I've verified that hosted-engine --deploy runs successfully with ebtables-2.0.10-15.el7.x86_64 and the changes in https://gerrit.ovirt.org/#/c/66853 / https://gerrit.ovirt.org/#/c/66891.
(In reply to Tasos Papaioannou from comment #55) > I've verified that hosted-engine --deploy runs successfully with > ebtables-2.0.10-15.el7.x86_64 and the changes in > https://gerrit.ovirt.org/#/c/66853 / https://gerrit.ovirt.org/#/c/66891. This is basically a workaround since the issue with ebtables and vdsm-no-mac-spoofing is probably still there but at the end we don't relay need vdsm-no-mac-spoofing for the engine VM. So without vdsm-no-mac-spoofing we don't have that ebtable rule and so we don't see the issue, at least for hosted-engine-setup. As far as I saw, that issue wasn't completely systematic so I don't exclude a race condition between libvirt setting the ebtables rules and the kernel loading the required modules.
> I don't exclude a race condition between libvirt setting the ebtables > rules and the kernel loading the required modules. If there is a race then it is self-contained in the ebtables module - ebtables is run to add a rule, and that rule requires autoloading of the ebtable_nat module, so it is loaded in order to satisfy the rule.

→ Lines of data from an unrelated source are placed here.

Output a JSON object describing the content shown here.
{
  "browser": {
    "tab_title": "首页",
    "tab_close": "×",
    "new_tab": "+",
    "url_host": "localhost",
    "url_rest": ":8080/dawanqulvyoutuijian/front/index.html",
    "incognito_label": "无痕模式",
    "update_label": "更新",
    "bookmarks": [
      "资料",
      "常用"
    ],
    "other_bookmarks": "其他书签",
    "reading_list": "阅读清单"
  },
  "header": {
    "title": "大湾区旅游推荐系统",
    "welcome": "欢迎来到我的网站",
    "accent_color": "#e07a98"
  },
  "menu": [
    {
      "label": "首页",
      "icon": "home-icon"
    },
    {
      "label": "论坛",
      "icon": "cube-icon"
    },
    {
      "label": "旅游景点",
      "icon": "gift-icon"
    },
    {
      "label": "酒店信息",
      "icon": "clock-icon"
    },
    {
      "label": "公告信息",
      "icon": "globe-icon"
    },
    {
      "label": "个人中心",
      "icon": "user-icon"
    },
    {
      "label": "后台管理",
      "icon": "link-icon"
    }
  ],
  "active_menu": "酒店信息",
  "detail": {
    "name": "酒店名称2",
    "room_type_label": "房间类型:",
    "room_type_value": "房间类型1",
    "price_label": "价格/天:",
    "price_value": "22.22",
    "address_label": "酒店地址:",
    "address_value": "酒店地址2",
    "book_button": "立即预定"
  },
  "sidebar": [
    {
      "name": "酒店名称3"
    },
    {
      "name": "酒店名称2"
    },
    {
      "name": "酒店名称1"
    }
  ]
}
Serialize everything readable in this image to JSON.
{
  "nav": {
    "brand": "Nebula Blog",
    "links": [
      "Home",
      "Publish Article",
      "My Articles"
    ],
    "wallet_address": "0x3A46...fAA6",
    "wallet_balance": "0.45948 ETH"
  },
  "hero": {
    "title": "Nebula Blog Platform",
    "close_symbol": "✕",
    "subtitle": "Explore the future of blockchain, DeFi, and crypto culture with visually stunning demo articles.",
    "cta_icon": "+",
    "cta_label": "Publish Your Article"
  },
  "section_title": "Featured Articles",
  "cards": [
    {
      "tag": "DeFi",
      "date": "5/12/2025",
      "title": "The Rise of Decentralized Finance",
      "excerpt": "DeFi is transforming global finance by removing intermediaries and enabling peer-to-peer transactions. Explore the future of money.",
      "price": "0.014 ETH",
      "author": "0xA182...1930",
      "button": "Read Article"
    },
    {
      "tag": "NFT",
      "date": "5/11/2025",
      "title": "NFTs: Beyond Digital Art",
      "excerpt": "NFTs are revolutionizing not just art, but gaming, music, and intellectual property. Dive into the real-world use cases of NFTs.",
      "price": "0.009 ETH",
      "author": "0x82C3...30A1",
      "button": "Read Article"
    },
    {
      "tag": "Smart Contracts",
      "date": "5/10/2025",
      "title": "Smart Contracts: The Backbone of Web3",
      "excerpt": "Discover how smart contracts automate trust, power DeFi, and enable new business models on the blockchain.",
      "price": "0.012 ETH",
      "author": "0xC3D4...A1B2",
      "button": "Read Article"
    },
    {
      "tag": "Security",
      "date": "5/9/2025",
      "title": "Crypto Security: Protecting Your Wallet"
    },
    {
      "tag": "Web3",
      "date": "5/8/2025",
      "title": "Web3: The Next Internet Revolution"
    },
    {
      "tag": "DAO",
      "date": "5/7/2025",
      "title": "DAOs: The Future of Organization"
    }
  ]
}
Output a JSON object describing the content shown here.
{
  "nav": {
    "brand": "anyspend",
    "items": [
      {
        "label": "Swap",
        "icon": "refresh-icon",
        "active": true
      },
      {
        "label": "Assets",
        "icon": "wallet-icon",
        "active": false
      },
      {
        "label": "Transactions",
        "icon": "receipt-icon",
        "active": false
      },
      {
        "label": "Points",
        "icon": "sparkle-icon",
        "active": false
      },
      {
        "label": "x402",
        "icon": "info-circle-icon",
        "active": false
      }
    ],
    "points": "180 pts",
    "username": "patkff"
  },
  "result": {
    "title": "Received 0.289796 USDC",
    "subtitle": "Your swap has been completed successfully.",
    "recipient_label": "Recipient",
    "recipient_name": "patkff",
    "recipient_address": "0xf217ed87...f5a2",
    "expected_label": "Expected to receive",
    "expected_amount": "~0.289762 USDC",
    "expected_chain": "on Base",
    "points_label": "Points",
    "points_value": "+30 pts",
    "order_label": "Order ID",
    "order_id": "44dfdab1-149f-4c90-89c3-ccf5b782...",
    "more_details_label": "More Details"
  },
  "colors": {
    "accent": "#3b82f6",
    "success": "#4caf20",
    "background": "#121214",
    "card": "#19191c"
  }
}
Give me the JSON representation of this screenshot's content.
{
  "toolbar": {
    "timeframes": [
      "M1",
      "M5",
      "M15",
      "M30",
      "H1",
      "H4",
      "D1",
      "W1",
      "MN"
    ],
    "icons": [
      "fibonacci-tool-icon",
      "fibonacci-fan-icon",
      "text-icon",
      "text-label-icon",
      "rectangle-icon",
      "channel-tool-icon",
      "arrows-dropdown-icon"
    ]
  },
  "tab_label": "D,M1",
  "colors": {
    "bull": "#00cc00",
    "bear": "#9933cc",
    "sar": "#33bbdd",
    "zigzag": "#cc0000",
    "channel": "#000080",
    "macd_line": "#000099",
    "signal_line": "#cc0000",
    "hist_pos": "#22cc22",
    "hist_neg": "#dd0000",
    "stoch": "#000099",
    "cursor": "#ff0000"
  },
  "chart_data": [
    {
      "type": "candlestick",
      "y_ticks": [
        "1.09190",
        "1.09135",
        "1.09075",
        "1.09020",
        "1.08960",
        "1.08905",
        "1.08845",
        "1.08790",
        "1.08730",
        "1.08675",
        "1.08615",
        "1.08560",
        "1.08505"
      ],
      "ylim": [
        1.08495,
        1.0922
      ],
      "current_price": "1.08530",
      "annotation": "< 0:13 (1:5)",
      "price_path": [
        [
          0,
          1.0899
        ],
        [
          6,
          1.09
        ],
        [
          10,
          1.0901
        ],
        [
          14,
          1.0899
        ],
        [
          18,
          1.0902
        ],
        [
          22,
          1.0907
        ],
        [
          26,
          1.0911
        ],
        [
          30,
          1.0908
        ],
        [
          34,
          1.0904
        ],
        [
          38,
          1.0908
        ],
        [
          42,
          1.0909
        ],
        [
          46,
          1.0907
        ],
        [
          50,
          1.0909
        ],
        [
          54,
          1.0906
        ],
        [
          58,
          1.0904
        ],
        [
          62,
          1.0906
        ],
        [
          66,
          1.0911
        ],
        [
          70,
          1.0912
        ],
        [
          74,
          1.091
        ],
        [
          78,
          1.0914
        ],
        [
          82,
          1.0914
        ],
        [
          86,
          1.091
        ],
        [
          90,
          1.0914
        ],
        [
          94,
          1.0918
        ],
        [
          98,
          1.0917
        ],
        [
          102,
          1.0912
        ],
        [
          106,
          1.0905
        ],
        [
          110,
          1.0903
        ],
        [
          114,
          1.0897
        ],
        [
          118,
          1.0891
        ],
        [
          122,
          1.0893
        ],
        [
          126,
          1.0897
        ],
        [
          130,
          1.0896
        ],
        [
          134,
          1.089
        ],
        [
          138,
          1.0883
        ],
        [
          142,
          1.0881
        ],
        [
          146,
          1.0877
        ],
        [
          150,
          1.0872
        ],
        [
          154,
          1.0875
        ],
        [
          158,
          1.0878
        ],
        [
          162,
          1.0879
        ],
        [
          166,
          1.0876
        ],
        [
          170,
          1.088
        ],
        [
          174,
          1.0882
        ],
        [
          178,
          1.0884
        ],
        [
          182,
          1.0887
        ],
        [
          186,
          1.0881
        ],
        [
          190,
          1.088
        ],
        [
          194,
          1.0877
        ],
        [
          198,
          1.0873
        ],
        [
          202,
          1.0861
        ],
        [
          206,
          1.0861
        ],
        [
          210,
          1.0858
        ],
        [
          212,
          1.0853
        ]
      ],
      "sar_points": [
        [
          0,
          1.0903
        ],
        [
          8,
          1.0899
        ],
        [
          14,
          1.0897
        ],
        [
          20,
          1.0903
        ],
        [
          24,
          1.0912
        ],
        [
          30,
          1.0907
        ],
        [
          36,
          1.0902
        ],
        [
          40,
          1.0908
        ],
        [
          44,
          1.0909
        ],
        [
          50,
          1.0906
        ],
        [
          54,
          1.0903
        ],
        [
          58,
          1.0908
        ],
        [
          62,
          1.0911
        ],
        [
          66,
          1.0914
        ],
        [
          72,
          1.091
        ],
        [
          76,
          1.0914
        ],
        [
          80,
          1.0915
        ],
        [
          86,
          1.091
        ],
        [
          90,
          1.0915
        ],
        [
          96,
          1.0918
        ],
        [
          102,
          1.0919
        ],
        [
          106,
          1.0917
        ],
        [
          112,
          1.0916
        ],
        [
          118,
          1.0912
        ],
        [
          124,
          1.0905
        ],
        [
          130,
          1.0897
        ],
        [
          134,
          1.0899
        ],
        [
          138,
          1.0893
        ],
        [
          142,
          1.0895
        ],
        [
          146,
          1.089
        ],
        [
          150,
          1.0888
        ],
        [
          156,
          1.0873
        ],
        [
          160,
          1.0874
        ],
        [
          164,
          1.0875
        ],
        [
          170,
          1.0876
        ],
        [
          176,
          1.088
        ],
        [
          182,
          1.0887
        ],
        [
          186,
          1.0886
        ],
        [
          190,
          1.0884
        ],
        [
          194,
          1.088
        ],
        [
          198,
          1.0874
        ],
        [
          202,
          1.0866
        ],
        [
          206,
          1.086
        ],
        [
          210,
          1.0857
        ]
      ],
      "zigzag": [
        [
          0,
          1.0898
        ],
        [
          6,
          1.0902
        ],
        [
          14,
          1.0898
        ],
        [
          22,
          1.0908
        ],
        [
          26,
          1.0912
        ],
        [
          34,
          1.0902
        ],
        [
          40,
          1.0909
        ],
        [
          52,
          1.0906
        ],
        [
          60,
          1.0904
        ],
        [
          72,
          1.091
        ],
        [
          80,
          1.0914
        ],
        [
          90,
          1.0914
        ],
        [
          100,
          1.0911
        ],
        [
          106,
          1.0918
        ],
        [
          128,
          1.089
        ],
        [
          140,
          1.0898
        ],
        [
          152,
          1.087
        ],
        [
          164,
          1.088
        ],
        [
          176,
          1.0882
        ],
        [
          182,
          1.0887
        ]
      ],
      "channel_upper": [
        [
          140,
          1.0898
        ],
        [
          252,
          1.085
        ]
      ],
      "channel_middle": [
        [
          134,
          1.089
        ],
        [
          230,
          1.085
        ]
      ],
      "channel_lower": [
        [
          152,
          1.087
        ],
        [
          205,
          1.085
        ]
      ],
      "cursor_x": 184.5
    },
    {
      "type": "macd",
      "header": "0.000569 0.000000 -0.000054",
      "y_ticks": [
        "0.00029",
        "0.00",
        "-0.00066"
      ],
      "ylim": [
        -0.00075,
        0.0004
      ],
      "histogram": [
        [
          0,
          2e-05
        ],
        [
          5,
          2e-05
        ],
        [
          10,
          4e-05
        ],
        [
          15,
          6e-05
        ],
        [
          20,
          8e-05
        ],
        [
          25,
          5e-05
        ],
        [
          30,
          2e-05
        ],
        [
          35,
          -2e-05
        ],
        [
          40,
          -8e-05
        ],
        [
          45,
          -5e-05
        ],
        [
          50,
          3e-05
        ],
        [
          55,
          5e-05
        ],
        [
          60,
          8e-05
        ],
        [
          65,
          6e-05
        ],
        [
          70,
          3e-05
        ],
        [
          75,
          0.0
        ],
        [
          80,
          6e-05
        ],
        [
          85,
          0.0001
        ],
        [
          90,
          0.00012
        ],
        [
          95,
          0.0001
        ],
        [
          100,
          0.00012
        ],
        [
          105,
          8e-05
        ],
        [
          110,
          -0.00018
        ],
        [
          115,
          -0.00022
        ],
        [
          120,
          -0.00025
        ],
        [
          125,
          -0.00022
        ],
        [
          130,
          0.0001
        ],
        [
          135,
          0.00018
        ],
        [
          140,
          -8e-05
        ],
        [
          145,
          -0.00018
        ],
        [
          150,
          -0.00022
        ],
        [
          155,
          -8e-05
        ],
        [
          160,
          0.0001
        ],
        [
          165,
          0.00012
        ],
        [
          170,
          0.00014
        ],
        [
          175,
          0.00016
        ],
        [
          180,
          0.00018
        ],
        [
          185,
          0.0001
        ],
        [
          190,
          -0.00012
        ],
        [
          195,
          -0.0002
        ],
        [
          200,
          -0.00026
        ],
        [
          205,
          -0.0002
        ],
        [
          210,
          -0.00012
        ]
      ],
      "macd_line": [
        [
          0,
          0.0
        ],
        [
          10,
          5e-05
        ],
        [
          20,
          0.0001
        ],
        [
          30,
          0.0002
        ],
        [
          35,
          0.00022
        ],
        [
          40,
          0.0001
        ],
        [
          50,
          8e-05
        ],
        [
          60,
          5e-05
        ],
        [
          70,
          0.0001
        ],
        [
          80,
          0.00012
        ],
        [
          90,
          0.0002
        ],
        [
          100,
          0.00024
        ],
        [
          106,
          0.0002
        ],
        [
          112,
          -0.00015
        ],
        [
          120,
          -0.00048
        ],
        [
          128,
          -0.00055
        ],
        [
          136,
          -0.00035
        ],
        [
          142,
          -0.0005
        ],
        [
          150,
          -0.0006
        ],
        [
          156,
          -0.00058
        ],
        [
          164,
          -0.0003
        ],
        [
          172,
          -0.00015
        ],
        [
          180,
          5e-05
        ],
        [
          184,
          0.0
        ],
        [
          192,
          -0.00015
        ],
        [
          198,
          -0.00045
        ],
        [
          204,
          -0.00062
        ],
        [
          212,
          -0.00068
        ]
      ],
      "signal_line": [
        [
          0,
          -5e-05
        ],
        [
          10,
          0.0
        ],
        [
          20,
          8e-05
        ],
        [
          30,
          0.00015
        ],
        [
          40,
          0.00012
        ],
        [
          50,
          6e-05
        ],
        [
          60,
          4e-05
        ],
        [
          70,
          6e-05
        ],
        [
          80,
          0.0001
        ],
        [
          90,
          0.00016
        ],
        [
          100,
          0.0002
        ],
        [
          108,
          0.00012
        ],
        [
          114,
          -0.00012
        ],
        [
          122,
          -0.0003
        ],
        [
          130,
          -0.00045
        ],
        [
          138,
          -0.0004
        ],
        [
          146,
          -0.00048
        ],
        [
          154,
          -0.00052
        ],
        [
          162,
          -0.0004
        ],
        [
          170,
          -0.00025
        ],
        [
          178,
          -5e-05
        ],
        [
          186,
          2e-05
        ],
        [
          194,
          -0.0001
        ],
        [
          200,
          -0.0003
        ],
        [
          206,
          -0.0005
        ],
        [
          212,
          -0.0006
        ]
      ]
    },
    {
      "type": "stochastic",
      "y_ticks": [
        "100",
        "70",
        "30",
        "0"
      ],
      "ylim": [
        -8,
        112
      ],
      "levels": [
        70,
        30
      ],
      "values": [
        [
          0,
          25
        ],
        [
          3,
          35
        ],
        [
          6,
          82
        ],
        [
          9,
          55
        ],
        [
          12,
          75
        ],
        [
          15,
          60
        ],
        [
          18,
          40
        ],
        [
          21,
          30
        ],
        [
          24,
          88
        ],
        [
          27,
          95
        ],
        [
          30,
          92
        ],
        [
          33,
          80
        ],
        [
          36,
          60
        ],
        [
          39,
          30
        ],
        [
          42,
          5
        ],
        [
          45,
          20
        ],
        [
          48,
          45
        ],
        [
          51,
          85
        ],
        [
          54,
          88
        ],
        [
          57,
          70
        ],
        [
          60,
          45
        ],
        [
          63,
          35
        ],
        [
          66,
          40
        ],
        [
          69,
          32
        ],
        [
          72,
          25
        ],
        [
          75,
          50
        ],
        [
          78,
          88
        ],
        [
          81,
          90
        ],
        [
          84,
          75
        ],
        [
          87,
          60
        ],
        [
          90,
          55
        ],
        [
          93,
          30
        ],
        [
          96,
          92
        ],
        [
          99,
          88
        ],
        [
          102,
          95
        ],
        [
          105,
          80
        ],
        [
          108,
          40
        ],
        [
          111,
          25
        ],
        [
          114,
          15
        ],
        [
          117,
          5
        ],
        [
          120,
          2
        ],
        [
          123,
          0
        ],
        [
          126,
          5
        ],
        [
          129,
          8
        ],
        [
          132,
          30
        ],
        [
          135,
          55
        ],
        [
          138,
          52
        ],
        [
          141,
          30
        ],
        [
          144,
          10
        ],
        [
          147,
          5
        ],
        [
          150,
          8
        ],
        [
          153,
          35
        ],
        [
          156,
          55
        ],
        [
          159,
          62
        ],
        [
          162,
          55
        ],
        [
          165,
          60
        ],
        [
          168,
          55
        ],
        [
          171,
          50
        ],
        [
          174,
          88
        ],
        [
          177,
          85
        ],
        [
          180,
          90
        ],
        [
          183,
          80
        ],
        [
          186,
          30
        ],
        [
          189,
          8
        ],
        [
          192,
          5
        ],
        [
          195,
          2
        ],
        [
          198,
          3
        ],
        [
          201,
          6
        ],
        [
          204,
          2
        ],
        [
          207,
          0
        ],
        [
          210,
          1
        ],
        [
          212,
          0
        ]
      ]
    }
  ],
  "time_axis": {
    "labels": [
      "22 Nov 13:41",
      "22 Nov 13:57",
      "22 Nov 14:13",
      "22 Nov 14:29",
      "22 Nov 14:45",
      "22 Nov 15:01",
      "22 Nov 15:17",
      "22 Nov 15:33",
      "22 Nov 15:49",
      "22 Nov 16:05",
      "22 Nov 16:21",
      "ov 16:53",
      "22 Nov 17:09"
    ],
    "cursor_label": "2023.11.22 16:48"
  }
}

Aside from that, since the ebtable_nat module is apparently still not loaded even after the failure, I would venture that a race is not the problem, the autoload simply isn't happening for whatever reason.
Works for me on these components on hosts: rhevm-appliance-20161116.0-1.el7ev.noarch ovirt-vmconsole-host-1.0.4-1.el7ev.noarch rhevm-appliance-20161116.0-1.el7ev.noarch ovirt-setup-lib-1.0.2-1.el7ev.noarch ovirt-imageio-daemon-0.4.0-0.el7ev.noarch sanlock-3.4.0-1.el7.x86_64 ovirt-vmconsole-1.0.4-1.el7ev.noarch mom-0.5.8-1.el7ev.noarch vdsm-4.18.17-1.el7ev.x86_64 ovirt-hosted-engine-setup-2.0.4-2.el7ev.noarch rhev-release-4.0.6-3-001.noarch ovirt-host-deploy-1.5.3-1.el7ev.noarch ovirt-engine-sdk-python-3.6.9.1-1.el7ev.noarch ovirt-imageio-common-0.3.0-0.el7ev.noarch libvirt-client-2.0.0-10.el7.x86_64 qemu-kvm-rhev-2.6.0-27.el7.x86_64 ovirt-hosted-engine-ha-2.0.5-1.el7ev.noarch Linux version 3.10.0-514.el7.x86_64 (mockbuild.eng.bos.redhat.com) (gcc version 4.8.5 20150623 (Red Hat 4.8.5-11) (GCC) ) #1 SMP Wed Oct 19 11:24:13 EDT 2016 Linux 3.10.0-514.el7.x86_64 #1 SMP Wed Oct 19 11:24:13 EDT 2016 x86_64 x86_64 x86_64 GNU/Linux Red Hat Enterprise Linux Server release 7.3 (Maipo) Engine: rhevm-setup-plugins-4.0.0.3-1.el7ev.noarch rhevm-spice-client-x86-msi-4.0-3.el7ev.noarch rhevm-dependencies-4.0.0-1.el7ev.noarch rhev-guest-tools-iso-4.0-6.el7ev.noarch rhevm-4.0.5.5-0.1.el7ev.noarch rhevm-spice-client-x64-msi-4.0-3.el7ev.noarch rhevm-doc-4.0.5-1.el7ev.noarch rhevm-branding-rhev-4.0.0-5.el7ev.noarch rhevm-guest-agent-common-1.0.12-3.el7ev.noarch Linux version 3.10.0-514.el7.x86_64 (mockbuild.eng.bos.redhat.com) (gcc version 4.8.5 20150623 (Red Hat 4.8.5-11) (GCC) ) #1 SMP Wed Oct 19 11:24:13 EDT 2016 Linux 3.10.0-514.el7.x86_64 #1 SMP Wed Oct 19 11:24:13 EDT 2016 x86_64 x86_64 x86_64 GNU/Linux Red Hat Enterprise Linux Server release 7.3 (Maipo) I've successfully deployed rhevm-appliance-20161116.0-1.el7ev.noarch over NFS on host.